米価高騰、五ツ星マイスターが政府の備蓄米放出に言及「適正価格ではない」と懸念表明

東京・表参道にある精米店「小池精米店」の店主であり、五ツ星お米マイスターの資格を持つ小池理雄氏が、6月14日に読売テレビ・日本テレビ系で放送された情報番組「サタデーLIVEニュース ジグザグ」に生出演し、現在の米価高騰問題について専門家の立場から解説しました。消費者にとって深刻な問題となっているコメ価格高騰の背景と、それに対する政府の対応、そして今後の展望について語り、注目を集めています。

米価高騰の現状と政府の対応

現在、店頭でのコメ価格は5キロあたり4000円から5000円台で高止まりしており、家計への負担が増加しています。これに対し、小泉進次郎農林水産大臣は、市場価格の安定化を図るため、随意契約による政府備蓄米の放出を決定しました。これにより、一部では5キロあたり2000円前後という価格で店頭に並ぶケースも見られます。

米価高騰の専門家コメントが放送された読売テレビ社屋米価高騰の専門家コメントが放送された読売テレビ社屋

小池氏は、この政府の緊急的な対応について、「困った方がたくさんいたので、そういった意味では非常に評価すべきではないかな」と述べ、消費者の負担軽減に一定の効果があったことを認めました。

備蓄米の低価格販売への懸念

しかしその一方で、小池氏は政府が放出する備蓄米が5キロあたり2000円という価格で販売されている現状に対し、懸念を表明しました。同氏は、「ただ、5キロ2000円という値段だけが、今独り歩きしていて」と指摘。この価格帯での販売は、米の「適正価格」とはかけ離れており、「生産者からしたら生活できないぐらいの値段」だと説明しました。
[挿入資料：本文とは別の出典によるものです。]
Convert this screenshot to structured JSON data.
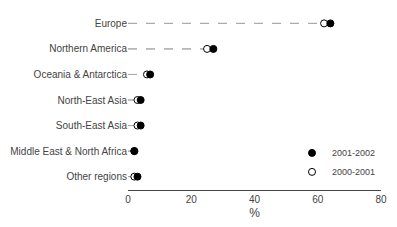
{
  "chart_data": {
    "type": "dot",
    "categories": [
      "Europe",
      "Northern America",
      "Oceania & Antarctica",
      "North-East Asia",
      "South-East Asia",
      "Middle East & North Africa",
      "Other regions"
    ],
    "series": [
      {
        "name": "2001-2002",
        "color": "black",
        "marker": "circle",
        "values": [
          64,
          27,
          7,
          4,
          4,
          2,
          3
        ]
      },
      {
        "name": "2000-2001",
        "color": "white",
        "marker": "circle",
        "values": [
          62,
          25,
          6,
          3,
          3,
          2,
          2
        ]
      }
    ],
    "xlabel": "%",
    "xlim": [
      0,
      80
    ],
    "xticks": [
      0,
      20,
      40,
      60,
      80
    ],
    "grid": false,
    "legend": "lower right"
  }
}
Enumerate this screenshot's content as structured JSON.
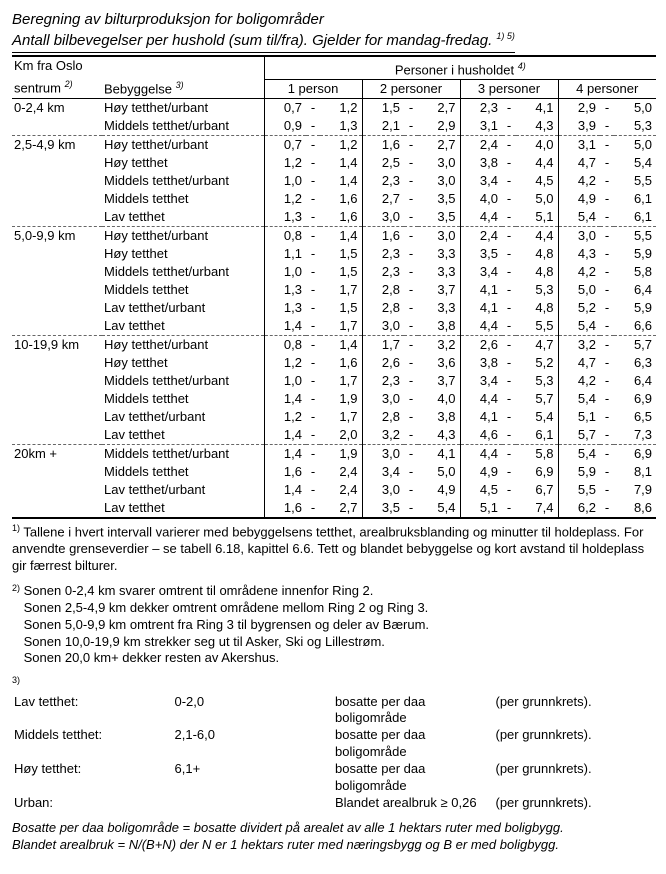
{
  "title_line1": "Beregning av bilturproduksjon for boligområder",
  "title_line2": "Antall bilbevegelser per hushold (sum til/fra). Gjelder for mandag-fredag.",
  "title_sup": "1) 5)",
  "header": {
    "dist_col_l1": "Km fra Oslo",
    "dist_col_l2": "sentrum",
    "dist_sup": "2)",
    "bebyg": "Bebyggelse",
    "bebyg_sup": "3)",
    "persons_header": "Personer i husholdet",
    "persons_sup": "4)",
    "p1": "1 person",
    "p2": "2 personer",
    "p3": "3 personer",
    "p4": "4 personer"
  },
  "groups": [
    {
      "dist": "0-2,4 km",
      "rows": [
        {
          "bebyg": "Høy tetthet/urbant",
          "v": [
            "0,7",
            "1,2",
            "1,5",
            "2,7",
            "2,3",
            "4,1",
            "2,9",
            "5,0"
          ]
        },
        {
          "bebyg": "Middels tetthet/urbant",
          "v": [
            "0,9",
            "1,3",
            "2,1",
            "2,9",
            "3,1",
            "4,3",
            "3,9",
            "5,3"
          ]
        }
      ]
    },
    {
      "dist": "2,5-4,9 km",
      "rows": [
        {
          "bebyg": "Høy tetthet/urbant",
          "v": [
            "0,7",
            "1,2",
            "1,6",
            "2,7",
            "2,4",
            "4,0",
            "3,1",
            "5,0"
          ]
        },
        {
          "bebyg": "Høy tetthet",
          "v": [
            "1,2",
            "1,4",
            "2,5",
            "3,0",
            "3,8",
            "4,4",
            "4,7",
            "5,4"
          ]
        },
        {
          "bebyg": "Middels tetthet/urbant",
          "v": [
            "1,0",
            "1,4",
            "2,3",
            "3,0",
            "3,4",
            "4,5",
            "4,2",
            "5,5"
          ]
        },
        {
          "bebyg": "Middels tetthet",
          "v": [
            "1,2",
            "1,6",
            "2,7",
            "3,5",
            "4,0",
            "5,0",
            "4,9",
            "6,1"
          ]
        },
        {
          "bebyg": "Lav tetthet",
          "v": [
            "1,3",
            "1,6",
            "3,0",
            "3,5",
            "4,4",
            "5,1",
            "5,4",
            "6,1"
          ]
        }
      ]
    },
    {
      "dist": "5,0-9,9 km",
      "rows": [
        {
          "bebyg": "Høy tetthet/urbant",
          "v": [
            "0,8",
            "1,4",
            "1,6",
            "3,0",
            "2,4",
            "4,4",
            "3,0",
            "5,5"
          ]
        },
        {
          "bebyg": "Høy tetthet",
          "v": [
            "1,1",
            "1,5",
            "2,3",
            "3,3",
            "3,5",
            "4,8",
            "4,3",
            "5,9"
          ]
        },
        {
          "bebyg": "Middels tetthet/urbant",
          "v": [
            "1,0",
            "1,5",
            "2,3",
            "3,3",
            "3,4",
            "4,8",
            "4,2",
            "5,8"
          ]
        },
        {
          "bebyg": "Middels tetthet",
          "v": [
            "1,3",
            "1,7",
            "2,8",
            "3,7",
            "4,1",
            "5,3",
            "5,0",
            "6,4"
          ]
        },
        {
          "bebyg": "Lav tetthet/urbant",
          "v": [
            "1,3",
            "1,5",
            "2,8",
            "3,3",
            "4,1",
            "4,8",
            "5,2",
            "5,9"
          ]
        },
        {
          "bebyg": "Lav tetthet",
          "v": [
            "1,4",
            "1,7",
            "3,0",
            "3,8",
            "4,4",
            "5,5",
            "5,4",
            "6,6"
          ]
        }
      ]
    },
    {
      "dist": "10-19,9 km",
      "rows": [
        {
          "bebyg": "Høy tetthet/urbant",
          "v": [
            "0,8",
            "1,4",
            "1,7",
            "3,2",
            "2,6",
            "4,7",
            "3,2",
            "5,7"
          ]
        },
        {
          "bebyg": "Høy tetthet",
          "v": [
            "1,2",
            "1,6",
            "2,6",
            "3,6",
            "3,8",
            "5,2",
            "4,7",
            "6,3"
          ]
        },
        {
          "bebyg": "Middels tetthet/urbant",
          "v": [
            "1,0",
            "1,7",
            "2,3",
            "3,7",
            "3,4",
            "5,3",
            "4,2",
            "6,4"
          ]
        },
        {
          "bebyg": "Middels tetthet",
          "v": [
            "1,4",
            "1,9",
            "3,0",
            "4,0",
            "4,4",
            "5,7",
            "5,4",
            "6,9"
          ]
        },
        {
          "bebyg": "Lav tetthet/urbant",
          "v": [
            "1,2",
            "1,7",
            "2,8",
            "3,8",
            "4,1",
            "5,4",
            "5,1",
            "6,5"
          ]
        },
        {
          "bebyg": "Lav tetthet",
          "v": [
            "1,4",
            "2,0",
            "3,2",
            "4,3",
            "4,6",
            "6,1",
            "5,7",
            "7,3"
          ]
        }
      ]
    },
    {
      "dist": "20km +",
      "rows": [
        {
          "bebyg": "Middels tetthet/urbant",
          "v": [
            "1,4",
            "1,9",
            "3,0",
            "4,1",
            "4,4",
            "5,8",
            "5,4",
            "6,9"
          ]
        },
        {
          "bebyg": "Middels tetthet",
          "v": [
            "1,6",
            "2,4",
            "3,4",
            "5,0",
            "4,9",
            "6,9",
            "5,9",
            "8,1"
          ]
        },
        {
          "bebyg": "Lav tetthet/urbant",
          "v": [
            "1,4",
            "2,4",
            "3,0",
            "4,9",
            "4,5",
            "6,7",
            "5,5",
            "7,9"
          ]
        },
        {
          "bebyg": "Lav tetthet",
          "v": [
            "1,6",
            "2,7",
            "3,5",
            "5,4",
            "5,1",
            "7,4",
            "6,2",
            "8,6"
          ]
        }
      ]
    }
  ],
  "fn1": "Tallene i hvert intervall varierer med bebyggelsens tetthet, arealbruksblanding og minutter til holdeplass. For anvendte grenseverdier – se tabell 6.18, kapittel 6.6. Tett og blandet bebyggelse og kort avstand til holdeplass gir færrest bilturer.",
  "fn2": [
    "Sonen 0-2,4 km svarer omtrent til områdene innenfor Ring 2.",
    "Sonen 2,5-4,9 km dekker omtrent områdene mellom Ring 2 og Ring 3.",
    "Sonen 5,0-9,9 km omtrent fra Ring 3 til bygrensen og deler av Bærum.",
    "Sonen 10,0-19,9 km strekker seg ut til Asker, Ski og Lillestrøm.",
    "Sonen 20,0 km+ dekker resten av Akershus."
  ],
  "fn3_rows": [
    [
      "Lav tetthet:",
      "0-2,0",
      "bosatte per daa boligområde",
      "(per grunnkrets)."
    ],
    [
      "Middels tetthet:",
      "2,1-6,0",
      "bosatte per daa boligområde",
      "(per grunnkrets)."
    ],
    [
      "Høy tetthet:",
      "6,1+",
      "bosatte per daa boligområde",
      "(per grunnkrets)."
    ],
    [
      "Urban:",
      "",
      "Blandet arealbruk ≥ 0,26",
      "(per grunnkrets)."
    ]
  ],
  "fn3_ital1": "Bosatte per daa boligområde = bosatte dividert på arealet av alle 1 hektars ruter med boligbygg.",
  "fn3_ital2": "Blandet arealbruk = N/(B+N) der N er 1 hektars ruter med næringsbygg og B er med boligbygg."
}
このため、政府に対しては、今回の備蓄米放出価格が「緊急事態ということでやむを得ずこの金額にした」ものであり、「今だけだ、適正価格ではないんだ、一時的だ」という点を、ことあるごとに国民に向けて明確にアナウンスしてほしいと強く要望しました。誤った価格イメージが定着することを危惧しているのです。

望ましい価格帯と歴史的背景

小池氏は、全体の平均価格として、コメの値段が3000円台前半まで下がることが望ましいという見解を示しました。この価格帯は「そんなにめずらしい値段ではなくて、20年前ぐらいはそのくらいの値段だった」と言及。しかし、ここ10年ほどは米価が下がり続けていたため、今回の価格上昇について農家からは「今までが安すぎたんだ」という声も聞かれると語りました。
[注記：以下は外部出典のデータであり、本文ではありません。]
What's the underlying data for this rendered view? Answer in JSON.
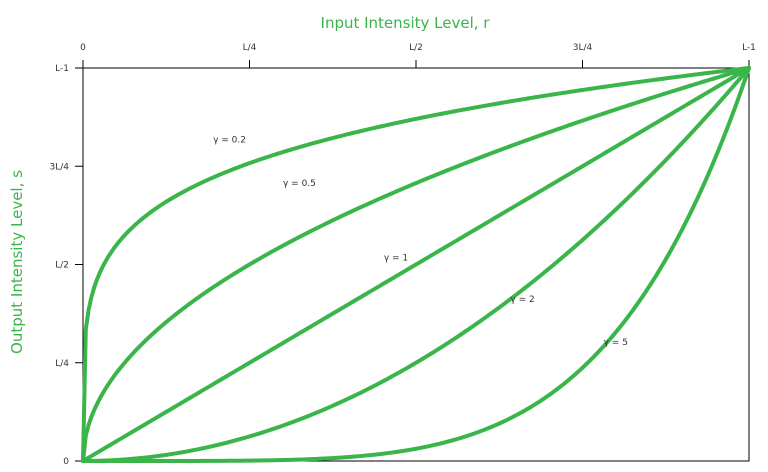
{
  "chart_data": {
    "type": "line",
    "title": "",
    "xlabel": "Input Intensity Level, r",
    "ylabel": "Output Intensity Level, s",
    "x_axis_position": "top",
    "xlim": [
      0,
      1
    ],
    "ylim": [
      0,
      1
    ],
    "grid": false,
    "legend": "none",
    "line_color": "#39b54a",
    "label_color": "#39b54a",
    "x_ticks": [
      {
        "value": 0,
        "label": "0"
      },
      {
        "value": 0.25,
        "label": "L/4"
      },
      {
        "value": 0.5,
        "label": "L/2"
      },
      {
        "value": 0.75,
        "label": "3L/4"
      },
      {
        "value": 1,
        "label": "L-1"
      }
    ],
    "y_ticks": [
      {
        "value": 0,
        "label": "0"
      },
      {
        "value": 0.25,
        "label": "L/4"
      },
      {
        "value": 0.5,
        "label": "L/2"
      },
      {
        "value": 0.75,
        "label": "3L/4"
      },
      {
        "value": 1,
        "label": "L-1"
      }
    ],
    "series": [
      {
        "gamma": 0.2,
        "label": "γ = 0.2",
        "label_at": [
          0.22,
          0.81
        ]
      },
      {
        "gamma": 0.5,
        "label": "γ = 0.5",
        "label_at": [
          0.325,
          0.7
        ]
      },
      {
        "gamma": 1,
        "label": "γ = 1",
        "label_at": [
          0.47,
          0.51
        ]
      },
      {
        "gamma": 2,
        "label": "γ = 2",
        "label_at": [
          0.66,
          0.405
        ]
      },
      {
        "gamma": 5,
        "label": "γ = 5",
        "label_at": [
          0.8,
          0.295
        ]
      }
    ]
  }
}
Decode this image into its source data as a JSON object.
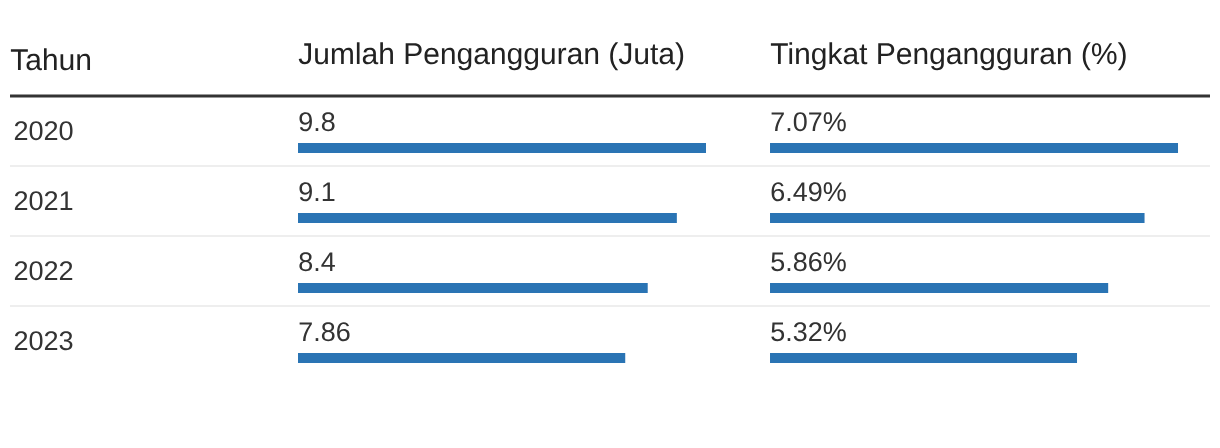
{
  "chart_data": [
    {
      "type": "bar",
      "orientation": "horizontal",
      "title": "Jumlah Pengangguran (Juta)",
      "ylabel": "Tahun",
      "categories": [
        "2020",
        "2021",
        "2022",
        "2023"
      ],
      "values": [
        9.8,
        9.1,
        8.4,
        7.86
      ],
      "color": "#2a74b4",
      "data_labels": true,
      "tick_labels": "y"
    },
    {
      "type": "bar",
      "orientation": "horizontal",
      "title": "Tingkat Pengangguran (%)",
      "categories": [
        "2020",
        "2021",
        "2022",
        "2023"
      ],
      "values": [
        7.07,
        6.49,
        5.86,
        5.32
      ],
      "value_labels": [
        "7.07%",
        "6.49%",
        "5.86%",
        "5.32%"
      ],
      "color": "#2a74b4",
      "tick_labels": false
    }
  ]
}
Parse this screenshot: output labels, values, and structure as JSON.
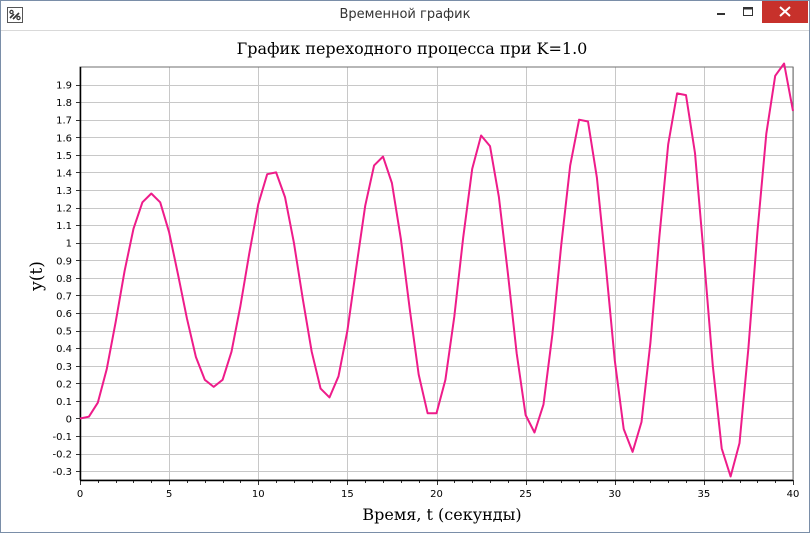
{
  "window": {
    "title": "Временной график",
    "app_icon": "link-icon",
    "controls": {
      "minimize_icon": "minimize-icon",
      "maximize_icon": "maximize-icon",
      "close_icon": "close-icon"
    }
  },
  "colors": {
    "series": "#ee1c8a",
    "grid": "#c8c8c8",
    "axis": "#000000",
    "close_button": "#c7312b"
  },
  "chart_data": {
    "type": "line",
    "title": "График переходного процесса при K=1.0",
    "xlabel": "Время, t (секунды)",
    "ylabel": "y(t)",
    "xlim": [
      0,
      40
    ],
    "ylim": [
      -0.35,
      2.0
    ],
    "x_ticks": [
      0,
      5,
      10,
      15,
      20,
      25,
      30,
      35,
      40
    ],
    "x_tick_labels": [
      "0",
      "5",
      "10",
      "15",
      "20",
      "25",
      "30",
      "35",
      "40"
    ],
    "x_minor_step": 1,
    "y_ticks": [
      -0.3,
      -0.2,
      -0.1,
      0,
      0.1,
      0.2,
      0.3,
      0.4,
      0.5,
      0.6,
      0.7,
      0.8,
      0.9,
      1,
      1.1,
      1.2,
      1.3,
      1.4,
      1.5,
      1.6,
      1.7,
      1.8,
      1.9
    ],
    "y_tick_labels": [
      "-0.3",
      "-0.2",
      "-0.1",
      "0",
      "0.1",
      "0.2",
      "0.3",
      "0.4",
      "0.5",
      "0.6",
      "0.7",
      "0.8",
      "0.9",
      "1",
      "1.1",
      "1.2",
      "1.3",
      "1.4",
      "1.5",
      "1.6",
      "1.7",
      "1.8",
      "1.9"
    ],
    "grid": true,
    "series": [
      {
        "color": "#ee1c8a",
        "x": [
          0,
          0.5,
          1,
          1.5,
          2,
          2.5,
          3,
          3.5,
          4,
          4.5,
          5,
          5.5,
          6,
          6.5,
          7,
          7.5,
          8,
          8.5,
          9,
          9.5,
          10,
          10.5,
          11,
          11.5,
          12,
          12.5,
          13,
          13.5,
          14,
          14.5,
          15,
          15.5,
          16,
          16.5,
          17,
          17.5,
          18,
          18.5,
          19,
          19.5,
          20,
          20.5,
          21,
          21.5,
          22,
          22.5,
          23,
          23.5,
          24,
          24.5,
          25,
          25.5,
          26,
          26.5,
          27,
          27.5,
          28,
          28.5,
          29,
          29.5,
          30,
          30.5,
          31,
          31.5,
          32,
          32.5,
          33,
          33.5,
          34,
          34.5,
          35,
          35.5,
          36,
          36.5,
          37,
          37.5,
          38,
          38.5,
          39,
          39.5,
          40
        ],
        "y": [
          0,
          0.01,
          0.09,
          0.28,
          0.55,
          0.84,
          1.08,
          1.23,
          1.28,
          1.23,
          1.06,
          0.82,
          0.57,
          0.35,
          0.22,
          0.18,
          0.22,
          0.38,
          0.64,
          0.94,
          1.22,
          1.39,
          1.4,
          1.26,
          1.0,
          0.68,
          0.38,
          0.17,
          0.12,
          0.24,
          0.5,
          0.86,
          1.21,
          1.44,
          1.49,
          1.34,
          1.02,
          0.62,
          0.25,
          0.03,
          0.03,
          0.22,
          0.58,
          1.03,
          1.42,
          1.61,
          1.55,
          1.26,
          0.83,
          0.37,
          0.02,
          -0.08,
          0.08,
          0.48,
          0.99,
          1.44,
          1.7,
          1.69,
          1.37,
          0.87,
          0.33,
          -0.06,
          -0.19,
          -0.02,
          0.43,
          1.03,
          1.56,
          1.85,
          1.84,
          1.51,
          0.92,
          0.3,
          -0.17,
          -0.33,
          -0.14,
          0.4,
          1.06,
          1.62,
          1.95,
          2.02,
          1.75
        ]
      }
    ]
  }
}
その上で、現在の4000円~5000円台という価格については、「高すぎるなと思っております」と改めて述べ、消費者と生産者の双方にとって持続可能なバランスの取れた価格水準の重要性を強調しました。今回の騒動を機に、コメの適正な価格と、日本の農業の持続可能性について議論が深まることが期待されます。